One of the most difficult things for the families of such residents to hear is providers, and even high functioning regional center clients, claiming to support the concept of choice in one breath and maintaining that developmental centers need to close in the next. Some try to deny that residents really make the choice to live in developmental centers. They maintain that SDC residents have not yet experienced the wonder of community settings. However, many have, and have had very bad experiences. Some say staff and family have hoodwinked the SDC residents into saying they prefer SDC. They do this while ignoring the fact that many of the community based clients crying for closure of developmental centers, and denouncing them as evil, have never set foot inside a center or are those who should have never been there in the first place. They simply refuse to accept that others may want something other than what they might want, that they want to remain at SDC.
This issue actually goes much deeper than closing California’s remaining developmental centers. It is an issue of choice being taken from society’s most powerless. Children are another powerless population not allowed the choice. When the Children’s Village in Santa Rosa closed, they were not given the option of living in children’s centers over foster care homes. Some may well choose foster care. Clearly, however, not all foster care homes are quality homes. Some are not even safe. Maybe instead of forcing all children into one model, the issue of choices needs to be more fully explored for them. The same is true of the individuals with developmental disabilities. It always seems to be individuals with no power who are forced into settings “for their own good.”

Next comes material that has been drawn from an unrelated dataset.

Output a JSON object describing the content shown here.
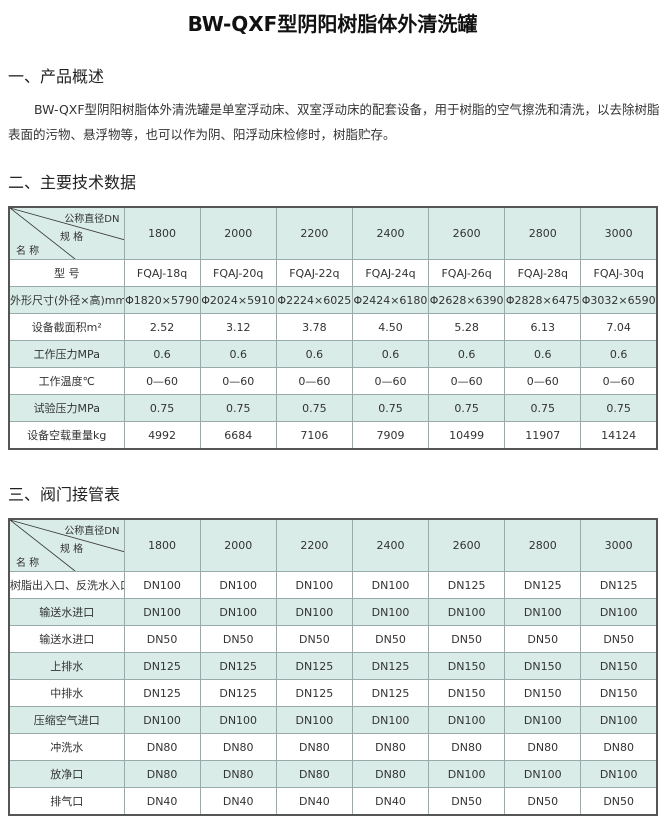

Seniors, college students, and in fact most who have the power to advocate on their own behalf do not all choose the same options. Very few choose board and care facilities.
Choice, real choice, may not always fall into preferred boxes. Folks don’t always choose what we want them to choose. My son walks to the SDC store every day and buys himself a candy bar. I would rather he buy himself an apple. He would rather have a candy bar. That is his choice. Many SDC residents would rather remain SDC residents. Regional centers, community providers, and paid advocates want them to choose board and care facilities. They prefer SDC.
They will no longer have that choice. From here forward they have less choice in their lives, and those of us who love them mourn that loss with them. They will be forced into board and care facilities where their choices will be limited or nonexistent. They can no longer walk on their own, go to the store and buy candy bars on their own, go to church services or choose not to go on their own, or make any number of day to day choices they have been making daily at SDC. Choice has taken a hit. Let’s not pretend otherwise.
Kathleen Miller is president of the Parent Hospital Association at SDC. Her adult son has lived there for 17 years.